Taxidermia
Spielfilm, HU/AT/FR 2006, Farbe, 91 min.
Diagonale 2016
Regie: György Pálfi
Buch: György Pálfi, Zsófia Ruttkay nach Kurzgeschichten von Lajos Parti Nagy
Darsteller:innen: Marc Bischoff, István Gyuricza, Adám Dérényi, István Horváth
Kamera: Gergely Pohárnok
Schnitt: Réka Lemhényi
Originalton: Tamás Zányi
Musik: Amon Tobin
Szenenbild: Adrien Asztalos, Veronika Merlin
Kostüm: Júlia Patkós, Patricia Schömitz
Weitere Credits: Aufnahmeleitung: Zepp BerensmeierProduktionsleitung: Gabriella Reisinger, Imre Bodó, Zoltán Galambos
Produzent:innen: Peter Miskolczi, Gábor Váradi, Alexandre Mallet-Guy, Emilie Georges, Gabriele Kranzelbinder, Alexander Dumreicher-Ivanceanu
Produktion: Eurofilm Studio (H), Amour Fou Filmproduktion (A), Memento Film (F),
La Cinéfac
Ein Meilenstein des Body-Horror-
Genres: Es beginnt wie eine
übung in zentraleuropäischem
Feel-Bad-Cinema. Der Mittelteil
ist auf grausame Weise lustig und
auf Augenhöhe mit dem Humor der
Monty Pythons, bevor der Film in
so etwas wie David Cronenbergs
schlimmstem Alptraum gipfelt.
Taxidermia erzählt von Obsessionen,
die über Generationen weitergegeben
werden: Der Großvater sehnt
sich nach Liebe, der Sohn widmet
sich der beschleunigten Essensaufnahme
und der Enkel dem Ausstopfen
von Tieren.
Taxidermia erzählt die groteske Geschichte dreier
Generationen in Ungarn. Der leicht unterbelichtete
Großvater, Ordonanz eines autoritären ungarischen
Offiziers im Zweiten Weltkrieg, lebt in bizarren Fantasien:
Er sehnt sich nach Liebe und giert nach Sex.

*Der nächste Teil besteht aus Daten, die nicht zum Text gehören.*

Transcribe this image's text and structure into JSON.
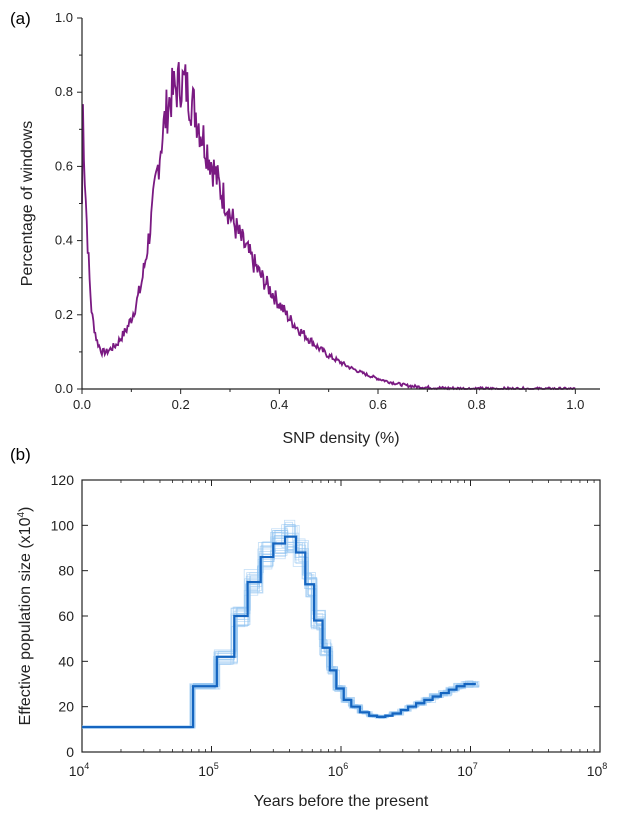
{
  "chart_data": [
    {
      "panel": "(a)",
      "type": "line",
      "xlabel": "SNP density (%)",
      "ylabel": "Percentage of windows",
      "xlim": [
        0,
        1.05
      ],
      "ylim": [
        0,
        1.0
      ],
      "x_ticks": [
        0.0,
        0.2,
        0.4,
        0.6,
        0.8,
        1.0
      ],
      "x_tick_labels": [
        "0.0",
        "0.2",
        "0.4",
        "0.6",
        "0.8",
        "1.0"
      ],
      "y_ticks": [
        0.0,
        0.2,
        0.4,
        0.6,
        0.8,
        1.0
      ],
      "y_tick_labels": [
        "0.0",
        "0.2",
        "0.4",
        "0.6",
        "0.8",
        "1.0"
      ],
      "color": "#7a1a82",
      "series": [
        {
          "x": [
            0.0,
            0.002,
            0.005,
            0.01,
            0.015,
            0.02,
            0.03,
            0.04,
            0.05,
            0.06,
            0.07,
            0.08,
            0.09,
            0.1,
            0.11,
            0.12,
            0.13,
            0.14,
            0.15,
            0.16,
            0.17,
            0.18,
            0.19,
            0.2,
            0.21,
            0.22,
            0.23,
            0.24,
            0.25,
            0.26,
            0.27,
            0.28,
            0.29,
            0.3,
            0.32,
            0.34,
            0.36,
            0.38,
            0.4,
            0.42,
            0.44,
            0.46,
            0.48,
            0.5,
            0.52,
            0.54,
            0.56,
            0.58,
            0.6,
            0.62,
            0.64,
            0.66,
            0.68,
            0.7,
            0.72,
            0.74,
            0.76,
            0.78,
            0.8,
            0.85,
            0.9,
            0.95,
            1.0
          ],
          "y": [
            0.5,
            0.77,
            0.6,
            0.44,
            0.3,
            0.2,
            0.13,
            0.1,
            0.1,
            0.11,
            0.12,
            0.14,
            0.16,
            0.19,
            0.23,
            0.28,
            0.36,
            0.45,
            0.56,
            0.66,
            0.74,
            0.79,
            0.81,
            0.83,
            0.82,
            0.78,
            0.75,
            0.7,
            0.66,
            0.62,
            0.58,
            0.54,
            0.51,
            0.47,
            0.41,
            0.36,
            0.31,
            0.27,
            0.23,
            0.19,
            0.16,
            0.135,
            0.11,
            0.09,
            0.075,
            0.06,
            0.048,
            0.037,
            0.028,
            0.02,
            0.014,
            0.009,
            0.006,
            0.004,
            0.003,
            0.002,
            0.0015,
            0.001,
            0.001,
            0.0005,
            0.0005,
            0.0003,
            0.0
          ]
        }
      ]
    },
    {
      "panel": "(b)",
      "type": "line",
      "xlabel": "Years before the present",
      "ylabel_base": "Effective population size (x10",
      "ylabel_exp": "4",
      "ylabel_end": ")",
      "xscale": "log",
      "xlim": [
        10000,
        100000000
      ],
      "ylim": [
        0,
        120
      ],
      "x_tick_values": [
        10000,
        100000,
        1000000,
        10000000,
        100000000
      ],
      "x_tick_base": "10",
      "x_tick_exponents": [
        "4",
        "5",
        "6",
        "7",
        "8"
      ],
      "y_ticks": [
        0,
        20,
        40,
        60,
        80,
        100,
        120
      ],
      "y_tick_labels": [
        "0",
        "20",
        "40",
        "60",
        "80",
        "100",
        "120"
      ],
      "main_color": "#1565c0",
      "bootstrap_color": "#90c2f0",
      "series": [
        {
          "type": "step",
          "x": [
            10000,
            72000,
            110000,
            150000,
            190000,
            240000,
            300000,
            370000,
            450000,
            530000,
            620000,
            720000,
            820000,
            920000,
            1050000,
            1200000,
            1400000,
            1650000,
            1900000,
            2200000,
            2500000,
            2900000,
            3300000,
            3800000,
            4400000,
            5100000,
            5900000,
            6800000,
            7800000,
            9000000,
            11000000
          ],
          "y": [
            11,
            29,
            42,
            60,
            75,
            86,
            92,
            95,
            88,
            74,
            58,
            46,
            36,
            28,
            23,
            20,
            17.5,
            16,
            15.5,
            16,
            17,
            18.5,
            20,
            21.5,
            23,
            24.5,
            26,
            27.5,
            29,
            30,
            30
          ]
        }
      ]
    }
  ]
}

Sein Sohn strebt als Spitzenathlet nach Erfolg – er
wird ein Schnellesser in der prosowjetischen Nachkriegsära.
Der Enkel schließlich, ein scheuer, feingliedriger
Ausstopfer, ist auf der Suche nach etwas
Größerem: nach der Unsterblichkeit. Er will das perfekteste
Kunstwerk aller Zeiten erschaffen, indem er
seinen eigenen Körper ausstopft.
Historische Fakten und Surrealismus verflechten
sich wie in den Werken von Gabriel García Márquez
oder des ungarischen Schriftstellers Lajos Parti
Nagy zu einem magischen Realismus; das Drehbuch
basiert auf zwei Erzählungen von Nagy, die György
Pálfi um die dritte Geschichte, die des Ausstopfers,
erweitert hat.
(Produktionsmitteilung)
Taxidermia ist wie ein Familienroman strukturiert.
Das Konzept eines Familienromans legt eine
Saga, die wie im Werk Thomas Manns geordnet ist,
nahe. In dieser Weise beinhaltet Taxidermia drei
Generationen: Der Großvater schafft das Fundament
der Familie; er ist eine Urkraft, ein Urschöpfer, der die
Welt in Bewegung setzt. Mit großer Mühe treibt der
Sohn sein Erbe bis an die Spitze. Der Enkel aber lehnt
die Werte von Vater und Großvater gleichermaßen ab.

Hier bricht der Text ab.